Question: Where are you from?

When I am meeting people for the first time, after several moments of hesitation and a gulp of courage, I am finally asked, “Where are you from?” The answer to that question is quite boring: I was born in Minnesota, but have known Georgia for most of my life. The question they are really asking is: what is your ethnic background? The answer: I am Hmong.

What is Hmong?

FAMILIAR FACES First, let’s identify some faces to be able to put a face to a name. Most likely I am not the first Hmong person you have seen or encountered. The Hmong are actually nicely represented in news, media, pop culture, and politics. Here are just a few:

Chenue Her is an award winning journalist who has worked in Oregon, Virginia, Georgia, Iowa and Minnesota.
Brenda Song became a household name when she starred as London Tipton on Disney’s The Suite Life.
Sunisa Lee is an Olympic Gold Gymnast.

Mee Moua is the first Hmong-American elected to serve in the Minnesota Senate (2002) and then served as president and executive director of Asian Americans Advancing Justice.
Doua Moua is a Hmong-American actor and writer most known for his role as Po in Disney’s live-action Mulan.

HISTORY The Hmong are a minority ethnic group originating from Southern China with a diaspora that spreads throughout Southeast Asia. The Hmong have their own language, foods, and customs that vary depending upon their region and influences from other nearby groups. It is believed that they once had their own writing system that was lost over several thousand years of war and displacement.
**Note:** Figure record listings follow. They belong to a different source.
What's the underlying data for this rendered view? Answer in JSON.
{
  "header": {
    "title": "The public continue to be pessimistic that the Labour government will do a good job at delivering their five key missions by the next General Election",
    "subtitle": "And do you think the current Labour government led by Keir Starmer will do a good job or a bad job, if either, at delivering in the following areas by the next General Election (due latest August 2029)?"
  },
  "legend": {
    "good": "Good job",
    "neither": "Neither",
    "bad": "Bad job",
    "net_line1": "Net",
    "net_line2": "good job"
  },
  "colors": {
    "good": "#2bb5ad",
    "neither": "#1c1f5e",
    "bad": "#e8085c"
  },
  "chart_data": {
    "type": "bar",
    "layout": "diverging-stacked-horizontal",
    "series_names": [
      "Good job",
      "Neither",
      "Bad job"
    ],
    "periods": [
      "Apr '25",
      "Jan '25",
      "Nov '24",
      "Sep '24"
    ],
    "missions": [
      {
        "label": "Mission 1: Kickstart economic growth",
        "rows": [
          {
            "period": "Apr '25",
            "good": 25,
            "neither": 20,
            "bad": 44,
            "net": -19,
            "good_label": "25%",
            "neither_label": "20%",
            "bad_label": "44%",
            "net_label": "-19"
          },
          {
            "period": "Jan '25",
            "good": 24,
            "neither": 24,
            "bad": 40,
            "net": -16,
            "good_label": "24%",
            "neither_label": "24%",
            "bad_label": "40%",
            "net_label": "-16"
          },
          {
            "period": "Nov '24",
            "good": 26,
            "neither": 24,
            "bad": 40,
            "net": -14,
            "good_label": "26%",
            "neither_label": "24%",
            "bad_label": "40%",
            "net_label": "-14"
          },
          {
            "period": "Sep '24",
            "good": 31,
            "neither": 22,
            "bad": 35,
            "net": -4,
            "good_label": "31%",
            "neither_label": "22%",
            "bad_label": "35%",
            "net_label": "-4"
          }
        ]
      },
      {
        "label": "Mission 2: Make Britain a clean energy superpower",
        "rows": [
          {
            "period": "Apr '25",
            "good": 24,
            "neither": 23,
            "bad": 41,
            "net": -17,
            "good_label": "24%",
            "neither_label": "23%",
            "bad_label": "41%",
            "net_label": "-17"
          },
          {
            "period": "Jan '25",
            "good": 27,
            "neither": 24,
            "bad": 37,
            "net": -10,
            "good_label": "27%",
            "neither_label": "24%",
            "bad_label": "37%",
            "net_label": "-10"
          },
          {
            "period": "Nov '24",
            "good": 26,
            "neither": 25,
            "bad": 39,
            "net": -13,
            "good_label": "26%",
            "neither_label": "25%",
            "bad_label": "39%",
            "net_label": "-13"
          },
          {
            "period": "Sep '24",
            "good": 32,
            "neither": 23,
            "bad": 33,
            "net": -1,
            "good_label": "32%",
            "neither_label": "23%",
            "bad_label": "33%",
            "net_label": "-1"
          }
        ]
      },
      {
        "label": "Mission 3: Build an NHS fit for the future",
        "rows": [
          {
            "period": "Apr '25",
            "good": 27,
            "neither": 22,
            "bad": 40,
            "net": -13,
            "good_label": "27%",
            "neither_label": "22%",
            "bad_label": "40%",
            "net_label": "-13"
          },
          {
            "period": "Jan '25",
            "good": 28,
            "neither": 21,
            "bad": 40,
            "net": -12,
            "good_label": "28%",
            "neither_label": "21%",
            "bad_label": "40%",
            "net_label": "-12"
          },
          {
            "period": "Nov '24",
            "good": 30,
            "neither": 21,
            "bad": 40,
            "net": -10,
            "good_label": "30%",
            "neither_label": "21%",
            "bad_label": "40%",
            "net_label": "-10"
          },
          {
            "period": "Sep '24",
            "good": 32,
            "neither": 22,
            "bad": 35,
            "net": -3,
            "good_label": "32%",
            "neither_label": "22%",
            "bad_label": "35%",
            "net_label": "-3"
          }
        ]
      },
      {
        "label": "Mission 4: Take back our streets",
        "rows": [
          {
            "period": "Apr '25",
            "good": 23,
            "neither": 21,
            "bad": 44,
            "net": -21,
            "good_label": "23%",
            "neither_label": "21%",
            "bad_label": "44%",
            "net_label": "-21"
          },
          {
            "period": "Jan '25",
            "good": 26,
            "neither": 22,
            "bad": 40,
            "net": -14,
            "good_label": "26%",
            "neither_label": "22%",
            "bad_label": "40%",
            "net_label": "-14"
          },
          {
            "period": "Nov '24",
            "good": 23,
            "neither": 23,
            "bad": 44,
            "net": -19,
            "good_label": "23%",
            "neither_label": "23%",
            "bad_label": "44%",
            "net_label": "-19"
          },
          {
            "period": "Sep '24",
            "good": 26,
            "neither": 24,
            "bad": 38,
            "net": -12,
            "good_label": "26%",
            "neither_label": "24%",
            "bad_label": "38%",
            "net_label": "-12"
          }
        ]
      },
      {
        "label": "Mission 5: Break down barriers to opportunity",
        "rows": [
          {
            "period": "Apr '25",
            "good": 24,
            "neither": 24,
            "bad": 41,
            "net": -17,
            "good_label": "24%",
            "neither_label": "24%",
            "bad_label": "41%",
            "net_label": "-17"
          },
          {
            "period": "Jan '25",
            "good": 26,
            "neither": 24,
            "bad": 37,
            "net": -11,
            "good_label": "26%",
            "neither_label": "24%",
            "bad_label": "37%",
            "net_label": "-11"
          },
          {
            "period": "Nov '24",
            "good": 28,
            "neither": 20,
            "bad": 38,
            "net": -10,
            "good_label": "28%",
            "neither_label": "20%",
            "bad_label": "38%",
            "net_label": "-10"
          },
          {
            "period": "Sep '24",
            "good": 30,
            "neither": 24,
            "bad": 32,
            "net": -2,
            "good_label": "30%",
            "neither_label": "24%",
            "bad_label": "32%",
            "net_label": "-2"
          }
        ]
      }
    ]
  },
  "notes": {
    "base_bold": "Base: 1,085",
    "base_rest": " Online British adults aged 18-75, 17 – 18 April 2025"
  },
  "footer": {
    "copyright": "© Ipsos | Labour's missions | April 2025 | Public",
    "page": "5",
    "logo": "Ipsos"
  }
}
According to family oral history, my great grandparents have origins from Guangzhou, China who traveled to Southeast Asia and settled in the mountains of Laos. As a minority and immigrant group that already had clashes with the local governments, the Hmong were put in a predicament during the Vietnam War (American War, if you ask the Lao and Vietnamese).

Myself in modern traditional Hmong attire.

Soon becoming a casualty of the war, the Hmong became convenient targets by local governments and militia during America’s Secret War in Laos, so some aligned themselves with the Americans hoping to gain sovereignty at the end of the war. Hmong families made the dangerous journey towards the Thai borders to seek refugee and asylum statuses safety. After the war ended, many groups were unable to return to their homes due to post-war persecution and destruction, so after several years of paperwork and waiting, many of them were granted entry to the US.

My mom arrived to the US as a young teenager and my dad was a young adult. My mom completed a high school diploma and my dad gained work experience before they met and ultimately got married. All of my siblings and I were born in the US and none of us have been back to the mountain villages in Laos where my parents were born. Today, I doubt my mom would be able to arrive at her birth village on her own although she has been back to visit once. Fortunately, my dad has been back twice and is able to speak the local language and navigate back to his birth village.

WHICH CULTURE DO I IDENTIFY? I consider myself American, hyphenate questionable as I am not fully fitting into my origin culture but not fully accepted in the one I’ve grown up in. I am a third culture kid, someone who grows up in a culture other than their parents’.

So now, my turn to ask: where are you from?